In Miami

3 questions for the new curator of Art Basel Miami Beach’s Public Sector

Ugo Rondinone's Miami Mountain outside the Bass Museum.
Ugo Rondinone's Miami Mountain outside the Bass Museum.

Swiss-born, Los Angeles-based art expert Philipp Kaiser is making his Art Basel Miami Beach debut as curator of the Public sector, outdoors at Collins Park. INDULGE sat down with him to learn what we can expect under his direction.

Philipp Kaiser_Pro HelvetiaEnnio Leanza
Philipp Kaiser is curator of the Public sector of Art Basel Miami Beach. Photograph by Pro Helvetia / Ennio Leanza.

1. Why is public art important to Art Basel?

“The Public sector is about bringing art outside of the Convention Center and into a public space where both visitors to the fair and residents of Miami Beach can encounter art in their everyday life. The sector allows audiences to interact with art in a different way than, say, in a gallery, museum or within a booth at an art fair. The open space of Collins Park provides the opportunity to present artworks that are larger in scale and embody more interactive elements that engage the viewer in a visceral and tactile way.”
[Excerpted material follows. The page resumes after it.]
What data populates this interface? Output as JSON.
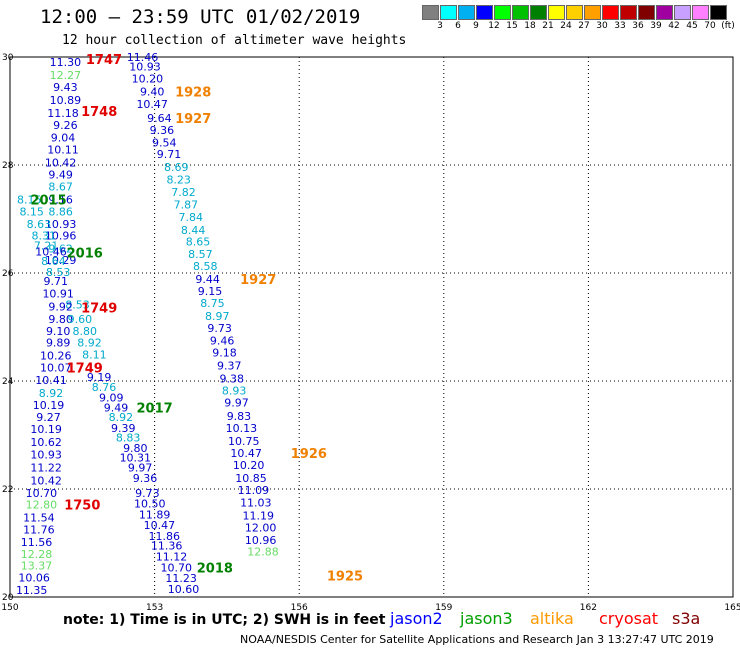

2. What makes this kind of art successful?

“A public art piece is successful if it reflects its surroundings. The context is always relevant for the meaning of the artwork. Of course, there is plenty of room for play. In this sense, my exhibition will be focused, but also poetically open-ended.”

3. What public art has left a lasting impression on you?

“When Hauser & Wirth initiated Allan Kaprow’s seminal 1967 environments Fluids, which consisted of numerous brick buildings carved out of ice that were melting under the sun of Basel a few years ago, I thought: This is the ideal public art. Kaprow originally conceived the piece for the Pasadena Museum of Art, but more than 40 years later, the re-staging of this work was as powerful as art can get.”